Color Nude

Model: Hérodiade Chatnoir
Davide Fiammenghi
RCE Foto, Rovigo
June 2021

In the early summer, seizing the opportunity of a brief time window between the easing of the crazy anti-Covid restrictions and the introduction of the infamous Greenpass, I wanted to put into practice the studies that I done in the previous months, asking for the collaboration of Hérodiade Chatnoir. I designed four light lighting schemes to make some color and black & white portraits, all in cowboy shot. The central idea was the emphasis of feminine shapes in the simplicity of the naked body.

I chose to use my Cactus RF60X portable flashes which, compared to most flashes that you can find in photographic studios, ensure the benefit that power level is set directly from the camera body with their V6 II transceiver. In addition, the Cactus system has a minimum power of 1/256, while some studio flashes start at 1/8. As light modifiers I prefer softboxes because they have almost no dispersion and create pleasant catchlights in the eyes. In this session I used two Ø65cm and Ø90cm octaboxes, a 22x90cm rectangular softbox, an 80x80cm reflector panel, a Ø90cm translucent umbrella, a Ø18cm reflector and an altered snoot with the addition of an internal diffuser. To use the portable flash in the rectangular softbox I needed to rotate the head a quarter turn, so I modified an S-type bracket to accommodate the entire flash body. As modeling lamps I use LED bulbs connected to the main.

The photo of the angel was the first of the session, I chose the best pose among several ideas and edited the snapshot adding the negative of the wings previously drawn in charcoal pencil. In the studio I set up an open loop lighting scheme, key light at 45° in Ø65cm octabox, 8:1 fill light in Ø90cm octabox on boom arm, 80x80cm reflector panel (16:1) tilted 45° in front of the model, 8:1 left rim light in 22x90cm softbox, 4:1 right rim light with translucent umbrella coherent with key light, zone III background light in snoot on black card. The fill light created catchlights in the pupils and it was easy to remove them with Photoshop.

The cardboard background always has ripples and to obtain this soft shade it was necessary to remove the flaws in post-production.

With a second setup designed for the black & white series I made a color photo of the model’s beautiful hips. It is a split light scheme with key light at -45° in 22x90cm octabox, 16:1 fill light in Ø90cm octabox on boom arm, 80x80cm reflector panel (16:1) tilted 45° in front of the model, 2:1 rim light on the right in Ø65cm octabox, background light in Ø18cm reflector on haze (I measured zone III on the black background). I adjusted the shadows in post-production so they were still detailed in the print.

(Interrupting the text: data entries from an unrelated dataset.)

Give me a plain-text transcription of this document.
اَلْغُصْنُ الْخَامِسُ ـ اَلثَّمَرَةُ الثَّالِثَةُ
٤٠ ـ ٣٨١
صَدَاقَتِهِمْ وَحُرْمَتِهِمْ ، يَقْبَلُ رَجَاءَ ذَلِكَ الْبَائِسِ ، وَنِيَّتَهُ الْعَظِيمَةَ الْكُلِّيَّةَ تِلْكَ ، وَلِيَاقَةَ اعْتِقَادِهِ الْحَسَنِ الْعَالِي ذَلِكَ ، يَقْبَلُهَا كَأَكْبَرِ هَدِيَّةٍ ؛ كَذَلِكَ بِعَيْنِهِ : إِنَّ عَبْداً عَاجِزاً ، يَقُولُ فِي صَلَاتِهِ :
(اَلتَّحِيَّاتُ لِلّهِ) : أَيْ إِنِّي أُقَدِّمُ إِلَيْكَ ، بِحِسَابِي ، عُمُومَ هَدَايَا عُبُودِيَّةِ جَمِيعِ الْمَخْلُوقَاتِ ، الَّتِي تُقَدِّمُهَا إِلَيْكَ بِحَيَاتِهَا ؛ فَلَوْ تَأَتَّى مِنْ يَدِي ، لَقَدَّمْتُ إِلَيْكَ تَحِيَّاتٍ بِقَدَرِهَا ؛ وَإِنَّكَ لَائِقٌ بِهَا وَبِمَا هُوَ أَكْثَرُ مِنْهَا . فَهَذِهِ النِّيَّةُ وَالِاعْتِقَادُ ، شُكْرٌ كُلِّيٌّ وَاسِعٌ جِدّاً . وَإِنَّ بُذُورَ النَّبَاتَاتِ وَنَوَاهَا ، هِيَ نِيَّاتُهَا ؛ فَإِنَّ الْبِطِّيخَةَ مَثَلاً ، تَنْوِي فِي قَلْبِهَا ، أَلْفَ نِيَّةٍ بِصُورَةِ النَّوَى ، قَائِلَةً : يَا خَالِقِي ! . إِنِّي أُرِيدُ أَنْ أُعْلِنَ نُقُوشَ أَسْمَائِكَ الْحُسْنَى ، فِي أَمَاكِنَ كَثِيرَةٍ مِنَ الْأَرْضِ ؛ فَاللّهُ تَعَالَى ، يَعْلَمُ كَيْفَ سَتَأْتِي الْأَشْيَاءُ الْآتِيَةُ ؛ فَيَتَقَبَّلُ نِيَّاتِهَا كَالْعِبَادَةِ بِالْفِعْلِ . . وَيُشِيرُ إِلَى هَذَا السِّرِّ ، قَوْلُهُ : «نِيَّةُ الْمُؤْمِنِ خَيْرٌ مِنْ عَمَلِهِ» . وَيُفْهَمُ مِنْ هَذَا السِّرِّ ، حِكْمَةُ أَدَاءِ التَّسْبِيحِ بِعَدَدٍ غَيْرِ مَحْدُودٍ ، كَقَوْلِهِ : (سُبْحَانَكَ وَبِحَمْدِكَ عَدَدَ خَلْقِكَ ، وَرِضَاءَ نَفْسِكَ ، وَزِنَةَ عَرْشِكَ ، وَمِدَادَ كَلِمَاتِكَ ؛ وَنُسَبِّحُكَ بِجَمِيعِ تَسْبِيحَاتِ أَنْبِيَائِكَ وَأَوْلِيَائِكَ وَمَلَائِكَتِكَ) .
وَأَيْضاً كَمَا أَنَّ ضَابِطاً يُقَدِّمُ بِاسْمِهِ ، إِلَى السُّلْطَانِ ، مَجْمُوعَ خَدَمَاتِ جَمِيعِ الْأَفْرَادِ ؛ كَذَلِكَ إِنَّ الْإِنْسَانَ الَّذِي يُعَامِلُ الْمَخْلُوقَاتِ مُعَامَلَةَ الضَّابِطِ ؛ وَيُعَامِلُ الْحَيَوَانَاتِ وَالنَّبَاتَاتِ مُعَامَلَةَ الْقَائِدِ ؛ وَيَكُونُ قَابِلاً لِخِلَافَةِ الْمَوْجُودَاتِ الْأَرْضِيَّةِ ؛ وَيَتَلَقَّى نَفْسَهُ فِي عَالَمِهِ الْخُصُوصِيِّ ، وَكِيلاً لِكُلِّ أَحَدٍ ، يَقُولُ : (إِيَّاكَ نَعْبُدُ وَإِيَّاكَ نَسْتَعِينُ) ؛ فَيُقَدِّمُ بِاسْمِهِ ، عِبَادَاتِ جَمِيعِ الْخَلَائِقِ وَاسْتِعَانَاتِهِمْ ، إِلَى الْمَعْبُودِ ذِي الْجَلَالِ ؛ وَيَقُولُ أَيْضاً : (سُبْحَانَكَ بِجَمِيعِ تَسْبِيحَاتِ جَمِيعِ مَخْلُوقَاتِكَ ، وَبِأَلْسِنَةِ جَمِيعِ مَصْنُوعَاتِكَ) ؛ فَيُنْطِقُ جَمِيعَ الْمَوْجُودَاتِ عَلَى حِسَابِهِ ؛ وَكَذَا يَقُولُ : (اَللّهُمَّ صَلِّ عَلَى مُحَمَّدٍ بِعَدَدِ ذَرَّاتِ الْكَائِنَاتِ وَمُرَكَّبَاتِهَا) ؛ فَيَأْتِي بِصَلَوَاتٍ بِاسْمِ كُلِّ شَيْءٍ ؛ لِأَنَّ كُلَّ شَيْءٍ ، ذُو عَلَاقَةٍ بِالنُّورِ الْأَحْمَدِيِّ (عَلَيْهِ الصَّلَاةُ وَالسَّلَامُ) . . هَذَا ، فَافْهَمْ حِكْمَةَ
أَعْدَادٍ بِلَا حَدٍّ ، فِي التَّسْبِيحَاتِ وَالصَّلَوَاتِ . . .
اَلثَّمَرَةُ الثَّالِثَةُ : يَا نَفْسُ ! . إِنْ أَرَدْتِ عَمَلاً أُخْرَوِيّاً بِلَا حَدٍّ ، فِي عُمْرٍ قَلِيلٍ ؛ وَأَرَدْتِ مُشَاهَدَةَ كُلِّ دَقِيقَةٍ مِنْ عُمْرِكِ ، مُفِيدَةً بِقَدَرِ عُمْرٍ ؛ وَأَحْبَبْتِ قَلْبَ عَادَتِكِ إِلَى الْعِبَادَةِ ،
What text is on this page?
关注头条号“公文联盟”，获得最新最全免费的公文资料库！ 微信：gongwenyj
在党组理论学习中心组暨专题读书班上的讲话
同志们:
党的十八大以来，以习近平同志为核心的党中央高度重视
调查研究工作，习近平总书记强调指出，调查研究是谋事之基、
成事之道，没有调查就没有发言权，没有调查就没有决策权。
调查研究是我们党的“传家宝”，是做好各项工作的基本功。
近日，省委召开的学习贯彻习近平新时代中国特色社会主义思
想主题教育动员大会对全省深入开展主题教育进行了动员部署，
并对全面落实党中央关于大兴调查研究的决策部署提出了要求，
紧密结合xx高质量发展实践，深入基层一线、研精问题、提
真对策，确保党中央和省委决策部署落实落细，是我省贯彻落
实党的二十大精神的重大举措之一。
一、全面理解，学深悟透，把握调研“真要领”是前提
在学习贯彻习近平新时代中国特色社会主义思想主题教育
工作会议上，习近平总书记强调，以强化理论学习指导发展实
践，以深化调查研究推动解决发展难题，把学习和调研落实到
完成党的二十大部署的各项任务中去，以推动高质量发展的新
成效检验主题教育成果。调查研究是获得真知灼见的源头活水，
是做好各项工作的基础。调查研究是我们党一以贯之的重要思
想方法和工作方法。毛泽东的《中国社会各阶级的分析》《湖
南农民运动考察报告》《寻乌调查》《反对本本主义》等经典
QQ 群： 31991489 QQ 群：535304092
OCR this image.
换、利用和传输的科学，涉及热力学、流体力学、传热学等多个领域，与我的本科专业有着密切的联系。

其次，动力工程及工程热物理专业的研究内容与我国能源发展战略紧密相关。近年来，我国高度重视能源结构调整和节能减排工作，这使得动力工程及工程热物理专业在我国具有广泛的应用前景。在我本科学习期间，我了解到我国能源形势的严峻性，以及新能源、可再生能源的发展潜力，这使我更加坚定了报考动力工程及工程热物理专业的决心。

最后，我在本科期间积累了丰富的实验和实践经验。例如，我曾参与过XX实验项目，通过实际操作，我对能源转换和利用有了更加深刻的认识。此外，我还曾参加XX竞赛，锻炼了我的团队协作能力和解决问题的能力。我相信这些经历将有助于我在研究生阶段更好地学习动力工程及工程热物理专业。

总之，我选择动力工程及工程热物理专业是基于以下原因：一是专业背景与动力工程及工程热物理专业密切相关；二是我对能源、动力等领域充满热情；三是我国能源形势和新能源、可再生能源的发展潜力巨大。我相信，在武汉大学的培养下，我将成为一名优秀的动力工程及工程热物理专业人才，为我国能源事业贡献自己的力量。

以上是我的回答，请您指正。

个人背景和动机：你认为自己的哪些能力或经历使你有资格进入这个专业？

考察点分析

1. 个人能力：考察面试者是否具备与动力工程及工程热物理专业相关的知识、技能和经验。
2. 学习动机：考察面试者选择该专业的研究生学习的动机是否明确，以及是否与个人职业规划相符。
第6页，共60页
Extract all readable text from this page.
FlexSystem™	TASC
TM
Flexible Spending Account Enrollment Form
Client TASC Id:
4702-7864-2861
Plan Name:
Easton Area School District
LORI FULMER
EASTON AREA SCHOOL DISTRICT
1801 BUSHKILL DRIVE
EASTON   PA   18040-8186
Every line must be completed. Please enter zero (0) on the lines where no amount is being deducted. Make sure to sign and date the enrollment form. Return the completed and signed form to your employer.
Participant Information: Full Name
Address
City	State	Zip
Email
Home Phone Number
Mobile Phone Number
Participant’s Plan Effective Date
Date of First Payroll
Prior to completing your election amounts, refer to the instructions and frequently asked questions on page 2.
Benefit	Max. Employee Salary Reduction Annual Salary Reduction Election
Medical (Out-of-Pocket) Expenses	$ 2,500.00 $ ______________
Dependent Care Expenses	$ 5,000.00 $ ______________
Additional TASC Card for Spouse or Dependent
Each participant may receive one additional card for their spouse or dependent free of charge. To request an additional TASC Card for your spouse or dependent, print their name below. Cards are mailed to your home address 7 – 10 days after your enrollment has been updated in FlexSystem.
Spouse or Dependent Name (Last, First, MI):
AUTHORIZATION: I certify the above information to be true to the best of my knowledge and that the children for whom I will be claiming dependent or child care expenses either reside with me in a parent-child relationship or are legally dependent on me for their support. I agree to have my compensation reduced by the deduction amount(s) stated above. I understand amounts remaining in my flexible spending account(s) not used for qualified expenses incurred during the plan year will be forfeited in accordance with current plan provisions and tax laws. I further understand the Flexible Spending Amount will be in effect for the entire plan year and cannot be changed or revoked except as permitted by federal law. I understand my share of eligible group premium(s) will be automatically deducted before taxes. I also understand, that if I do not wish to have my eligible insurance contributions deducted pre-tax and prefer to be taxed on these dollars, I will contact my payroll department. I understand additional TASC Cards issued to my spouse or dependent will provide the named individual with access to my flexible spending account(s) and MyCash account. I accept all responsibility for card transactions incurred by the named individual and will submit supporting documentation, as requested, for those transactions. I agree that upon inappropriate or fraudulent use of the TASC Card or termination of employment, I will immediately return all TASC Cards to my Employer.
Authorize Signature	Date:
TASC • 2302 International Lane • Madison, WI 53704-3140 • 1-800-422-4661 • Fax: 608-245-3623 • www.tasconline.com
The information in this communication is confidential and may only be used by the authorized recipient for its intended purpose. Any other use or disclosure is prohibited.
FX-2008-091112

In the third scheme I kept the same layout of the lights, but mounting the conversion gels on the flashes, Full CTO on the key light, ⅛ CTB on the fill light and Full CTB on the rim light. The model’s contour was so highlighted by a warm color on the left and a cold color on the right. These two photos are the result of two different interpretations of the data captured by the sensor and the saturation adjustment.

For the fineart printing of the four pictures above I chose Hahnemühle Photo Rag Bright White paper.

In the fourth series I asked the model to grease her skin and I set another split light scheme, key light at -45° in 22x90cm softbox with Full CTO + Oklahoma Yellow gels, 8:1 counterposed light in Ø90cm octabox with Smokey Pink gel, 4:1 effect light in Ø65cm octabox on boom arm with Medium Blue Green + ½ CTB gels, zone III background light in Ø18cm reflector with Deep Purple gel on black cardboard. The three lights on the model were positioned so as not to overlap, to maintain strong contrasts and not mix colours. The blue light gave the skin an almost metallic appearance.

Although it was the most complex setup I used in this session, it was also versatile and allowed the model to change poses quite freely, even showing her back.

In these last three pictures you can see that the counterposed light was bright enough to create catchlights in the eyes, while the key light created the triangle on the cheekbone typical of Rembrandt short lighting when the model bowed her head.

For the fineart printing of this series I chose Canson Baryta Photographique II paper.